When Peter Parker first meets brilliant scientist Otto Octavius in Spider-Man 2, a movie from 2004, Octavius is already familiar with the young whiz kid catching every college professor’s attention:

“You’re Dr. Connor’s student. He tells me you’re brilliant. He also tells me you’re lazy.”

Peter’s response is as simple as it is necessary: “Trying to do better.”

Octavius reminds Peter that “being brilliant is not enough.” That he must work hard. “Intelligence is not a privilege. It is a gift,” Octavius says – a gift we’re supposed to use for the good of mankind.

Ultimately, it is Octavius’s intelligence run amok that will need (and eat) a slice of humble pie in the movie, but the exchange is memorable nonetheless. Case in point? Nearly 20 years later, the two meet again, this time in Spider-Man: No Way Home. “You’re all grown up,” Octavius notes. “How are you?”

“Trying to do better,” Peter says.

Separated by an entire baby-to-young-adult life, by almost two decades of mistakes, regrets, and still not quite saving the world, the motive that unites these two scientists-turned-heroes remains the same: Still trying to do better.

For the audience witnessing both encounters in the theater, the line hits home for much more than just nostalgia: They too have grown up. They too have spent 17 years, no matter where their time went. The scene offers a chance to reflect. Am I happy? What have I done with my time? Can I still try to do better?

The scene is powerful because it happens on more than just the character-level. It is Octavius talking to Parker, actor Alfred Molina talking to Tobey Maguire, and both of them talking to us. Are you still a kid? What did you use your intelligence for? Have you gotten lazy? Then try to do better.

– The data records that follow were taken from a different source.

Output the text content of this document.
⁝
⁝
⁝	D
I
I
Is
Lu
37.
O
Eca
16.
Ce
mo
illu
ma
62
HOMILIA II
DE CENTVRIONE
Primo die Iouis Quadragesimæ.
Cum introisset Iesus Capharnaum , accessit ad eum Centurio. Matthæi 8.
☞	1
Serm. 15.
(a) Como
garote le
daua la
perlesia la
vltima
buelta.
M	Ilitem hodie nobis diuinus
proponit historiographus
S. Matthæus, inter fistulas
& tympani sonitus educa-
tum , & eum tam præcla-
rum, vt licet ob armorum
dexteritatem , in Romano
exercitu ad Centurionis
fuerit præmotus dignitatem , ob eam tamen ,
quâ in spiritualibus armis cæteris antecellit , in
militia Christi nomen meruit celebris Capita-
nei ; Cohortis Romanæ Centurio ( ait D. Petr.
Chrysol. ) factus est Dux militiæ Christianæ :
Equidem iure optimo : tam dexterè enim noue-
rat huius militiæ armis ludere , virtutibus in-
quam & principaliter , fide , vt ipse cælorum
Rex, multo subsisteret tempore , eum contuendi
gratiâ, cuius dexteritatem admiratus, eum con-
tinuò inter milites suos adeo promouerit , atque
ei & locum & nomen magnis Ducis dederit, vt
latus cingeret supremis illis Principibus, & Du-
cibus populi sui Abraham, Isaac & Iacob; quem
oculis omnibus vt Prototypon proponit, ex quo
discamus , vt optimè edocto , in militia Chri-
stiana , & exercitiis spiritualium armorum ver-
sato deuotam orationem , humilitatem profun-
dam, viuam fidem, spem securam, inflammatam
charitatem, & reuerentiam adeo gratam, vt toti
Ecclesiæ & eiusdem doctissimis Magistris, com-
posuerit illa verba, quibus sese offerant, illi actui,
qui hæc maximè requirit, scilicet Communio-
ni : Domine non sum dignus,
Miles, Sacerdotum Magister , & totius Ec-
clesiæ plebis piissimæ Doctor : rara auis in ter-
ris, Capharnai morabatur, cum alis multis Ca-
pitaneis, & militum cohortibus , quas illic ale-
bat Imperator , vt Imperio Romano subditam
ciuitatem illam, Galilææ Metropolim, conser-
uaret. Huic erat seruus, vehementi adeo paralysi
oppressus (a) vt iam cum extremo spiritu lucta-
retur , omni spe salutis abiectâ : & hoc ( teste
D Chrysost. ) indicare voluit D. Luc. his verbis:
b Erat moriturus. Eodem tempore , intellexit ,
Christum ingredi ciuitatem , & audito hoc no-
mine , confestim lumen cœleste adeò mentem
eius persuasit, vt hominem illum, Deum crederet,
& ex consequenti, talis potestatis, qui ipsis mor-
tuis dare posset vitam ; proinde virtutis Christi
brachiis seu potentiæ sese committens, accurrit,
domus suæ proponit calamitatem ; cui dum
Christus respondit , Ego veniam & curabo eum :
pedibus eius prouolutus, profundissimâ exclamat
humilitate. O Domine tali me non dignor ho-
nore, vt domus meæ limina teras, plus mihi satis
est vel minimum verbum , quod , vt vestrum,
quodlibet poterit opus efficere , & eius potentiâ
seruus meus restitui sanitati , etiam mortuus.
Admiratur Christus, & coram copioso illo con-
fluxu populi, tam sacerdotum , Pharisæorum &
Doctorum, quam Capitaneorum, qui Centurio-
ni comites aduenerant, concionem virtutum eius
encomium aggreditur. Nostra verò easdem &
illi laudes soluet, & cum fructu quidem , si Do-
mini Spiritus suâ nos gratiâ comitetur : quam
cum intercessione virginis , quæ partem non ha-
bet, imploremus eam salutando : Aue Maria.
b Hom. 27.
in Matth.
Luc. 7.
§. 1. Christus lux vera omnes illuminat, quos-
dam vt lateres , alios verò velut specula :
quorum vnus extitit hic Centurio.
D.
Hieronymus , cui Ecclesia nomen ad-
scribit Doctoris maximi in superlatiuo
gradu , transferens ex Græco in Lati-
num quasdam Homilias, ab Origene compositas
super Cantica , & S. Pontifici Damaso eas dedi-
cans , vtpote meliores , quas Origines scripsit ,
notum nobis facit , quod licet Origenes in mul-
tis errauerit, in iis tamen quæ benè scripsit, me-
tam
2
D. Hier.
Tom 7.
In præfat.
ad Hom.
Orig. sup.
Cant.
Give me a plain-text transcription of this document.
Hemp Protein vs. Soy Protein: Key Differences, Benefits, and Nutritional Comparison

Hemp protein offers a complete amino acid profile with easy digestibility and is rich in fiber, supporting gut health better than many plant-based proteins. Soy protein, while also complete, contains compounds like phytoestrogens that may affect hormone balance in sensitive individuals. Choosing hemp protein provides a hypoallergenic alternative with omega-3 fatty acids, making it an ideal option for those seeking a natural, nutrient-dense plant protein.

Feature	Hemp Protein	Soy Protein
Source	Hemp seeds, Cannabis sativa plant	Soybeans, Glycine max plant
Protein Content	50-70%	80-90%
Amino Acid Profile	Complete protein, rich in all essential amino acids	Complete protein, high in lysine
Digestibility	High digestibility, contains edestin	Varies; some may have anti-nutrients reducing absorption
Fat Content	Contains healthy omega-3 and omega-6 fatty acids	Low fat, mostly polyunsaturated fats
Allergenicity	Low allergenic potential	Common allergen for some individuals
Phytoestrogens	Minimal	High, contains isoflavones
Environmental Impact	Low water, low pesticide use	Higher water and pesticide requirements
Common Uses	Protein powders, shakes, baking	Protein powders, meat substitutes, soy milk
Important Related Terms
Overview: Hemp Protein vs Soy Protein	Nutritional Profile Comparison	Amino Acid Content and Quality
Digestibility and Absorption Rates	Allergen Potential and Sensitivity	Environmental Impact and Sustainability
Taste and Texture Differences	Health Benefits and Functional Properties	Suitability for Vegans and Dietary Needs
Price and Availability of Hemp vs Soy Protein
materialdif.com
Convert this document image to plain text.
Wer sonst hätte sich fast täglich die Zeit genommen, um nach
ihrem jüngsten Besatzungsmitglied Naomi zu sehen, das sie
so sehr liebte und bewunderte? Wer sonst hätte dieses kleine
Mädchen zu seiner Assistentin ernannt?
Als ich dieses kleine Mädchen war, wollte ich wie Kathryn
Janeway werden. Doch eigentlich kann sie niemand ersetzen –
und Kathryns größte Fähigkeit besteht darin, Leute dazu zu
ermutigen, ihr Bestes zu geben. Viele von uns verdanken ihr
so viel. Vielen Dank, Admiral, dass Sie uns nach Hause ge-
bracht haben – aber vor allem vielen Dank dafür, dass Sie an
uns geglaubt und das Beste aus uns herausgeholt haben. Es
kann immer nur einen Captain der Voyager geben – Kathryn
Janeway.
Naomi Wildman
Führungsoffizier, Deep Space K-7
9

More so than a moral check-in, however, the iconic big screen moment provides an important reminder: “Trying to do better” is a theme that’ll be with us for the entirety of our lives. It’s the golden thread running beneath our every day, and that ball of wool will never run out.

You don’t need to have all the answers today. You don’t need to be perfect. But you have to make a sincere attempt at better. That’s all this line begs us to do – and even superheroes don’t ask more of themselves.